Namun, bukti dari laporan kasus serial masih berkekuatan lemah dan perlu dikonfirmasi kembali dengan uji klinis acak terkontrol. Selain itu, haloperidol dapat memberikan efek antikolinergik, depresi sistem saraf pusat, orthostasis, dan efek ekstrapiramidal dalam dosis tinggi, sehingga penggunaannya harus diwaspadai.[2]

Risperidone

Risperidone merupakan antipsikotik atipikal yang serupa dengan haloperidol, yang juga bekerja sebagai inhibitor poten pada reseptor dopamine D2. Selain itu, risperidone juga memiliki afinitas lebih kuat daripada haloperidol terhadap reseptor serotonin 2A. Obat ini juga diketahui bekerja dalam transmisi neural pada reflex arc.[4]

Laporan kasus serial menyatakan risperidone dapat digunakan pada pasien dengan disfungsi sistem serotonergik seperti pada kasus cegukan yang berhubungan dengan stres atau ansietas. Namun, penelitian lebih lanjut mengenai penggunaan risperidone pada singultus intractable, terutama dengan desain uji klinis acak terkontrol, masih perlu dilakukan.[4]

Obat-Obatan Lain

Terapi lain seperti amitriptyline, midazolam, nifedipine, orphenadrine citrate, dan asam valproat juga saat ini hanya memiliki laporan kasus serial untuk cegukan. Oleh sebab itu, efikasi dan keamanannya belum dapat dipastikan dan masih perlu diteliti.[3]

Kesimpulan

Meskipun identifikasi etiologi merupakan fokus dalam manajemen cegukan persisten atau intractable, terapi farmakologis simtomatik dapat diberikan untuk menghentikan gejala dan memberi pasien kenyamanan, terutama jika etiologi tidak dapat diidentifikasi.

Saat ini, satu-satunya obat yang telah disetujui oleh FDA untuk terapi cegukan adalah chlorpromazine. Namun, bukti efikasinya masih sangat terbatas dan efek sampingnya cukup signifikan, sehingga pemberiannya patut dievaluasi ulang. Terbatasnya bukti klinis juga terjadi pada obat lain seperti antipsikotik, amitriptyline, midazolam, dan asam valproat. Mayoritas obat-obatan ini hanya memiliki bukti berkekuatan lemah untuk terapi cegukan, yang berasal dari laporan kasus serial.[3]

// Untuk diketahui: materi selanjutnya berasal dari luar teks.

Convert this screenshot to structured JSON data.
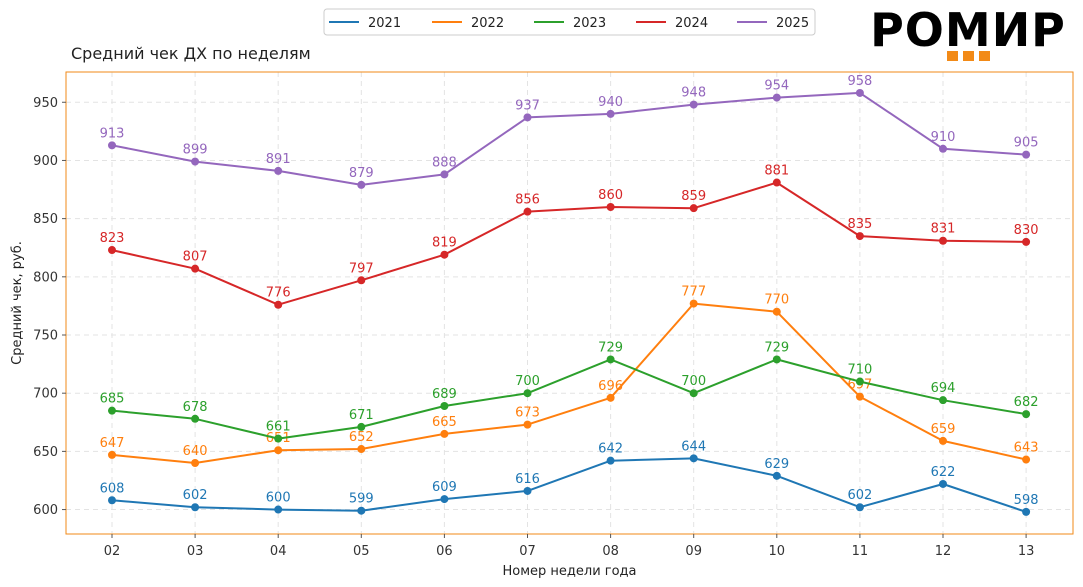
{
  "logo": {
    "text": "РОМИР",
    "accent": "#f28a17"
  },
  "chart_data": {
    "type": "line",
    "title": "Средний чек ДХ по неделям",
    "xlabel": "Номер недели года",
    "ylabel": "Средний чек, руб.",
    "categories": [
      "02",
      "03",
      "04",
      "05",
      "06",
      "07",
      "08",
      "09",
      "10",
      "11",
      "12",
      "13"
    ],
    "yticks": [
      600,
      650,
      700,
      750,
      800,
      850,
      900,
      950
    ],
    "ylim": [
      579,
      976
    ],
    "grid": true,
    "legend_position": "top-center",
    "frame_color": "#f28a17",
    "series": [
      {
        "name": "2021",
        "color": "#1f77b4",
        "values": [
          608,
          602,
          600,
          599,
          609,
          616,
          642,
          644,
          629,
          602,
          622,
          598
        ]
      },
      {
        "name": "2022",
        "color": "#ff7f0e",
        "values": [
          647,
          640,
          651,
          652,
          665,
          673,
          696,
          777,
          770,
          697,
          659,
          643
        ]
      },
      {
        "name": "2023",
        "color": "#2ca02c",
        "values": [
          685,
          678,
          661,
          671,
          689,
          700,
          729,
          700,
          729,
          710,
          694,
          682
        ]
      },
      {
        "name": "2024",
        "color": "#d62728",
        "values": [
          823,
          807,
          776,
          797,
          819,
          856,
          860,
          859,
          881,
          835,
          831,
          830
        ]
      },
      {
        "name": "2025",
        "color": "#9467bd",
        "values": [
          913,
          899,
          891,
          879,
          888,
          937,
          940,
          948,
          954,
          958,
          910,
          905
        ]
      }
    ]
  }
}
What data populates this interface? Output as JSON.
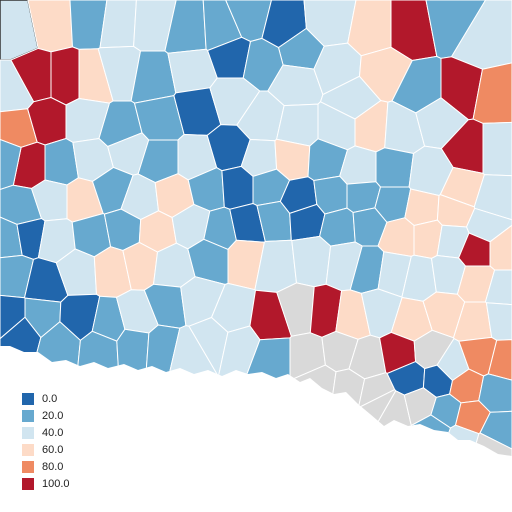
{
  "map": {
    "colors": {
      "c0": "#2166ac",
      "c20": "#67a9cf",
      "c40": "#d1e5f0",
      "c60": "#fddbc7",
      "c80": "#ef8a62",
      "c100": "#b2182b",
      "missing": "#d9d9d9"
    }
  },
  "legend": {
    "items": [
      {
        "label": "0.0",
        "color": "#2166ac"
      },
      {
        "label": "20.0",
        "color": "#67a9cf"
      },
      {
        "label": "40.0",
        "color": "#d1e5f0"
      },
      {
        "label": "60.0",
        "color": "#fddbc7"
      },
      {
        "label": "80.0",
        "color": "#ef8a62"
      },
      {
        "label": "100.0",
        "color": "#b2182b"
      }
    ]
  }
}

Obat yang telah memiliki bukti dari studi prospektif pada cegukan persisten maupun intractable adalah metoclopramide dan agonis GABA, yakni baclofen dan gabapentin. Ketiga obat tersebut juga diketahui memiliki efek samping lebih minimal dibandingkan dengan antipsikotik.

Baclofen dan metoclopramide telah menjalani uji klinis acak terkontrol. Metoclopramide dapat menjadi pilihan bila terdapat etiologi perifer. Apabila terdapat etiologi sentral yang jelas, baclofen dapat menjadi pilihan. Namun, di masa depan, kedua obat ini juga perlu diteliti lebih lanjut dalam studi berskala lebih besar, karena studi klinisnya saat ini masih memiliki jumlah sampel terbatas.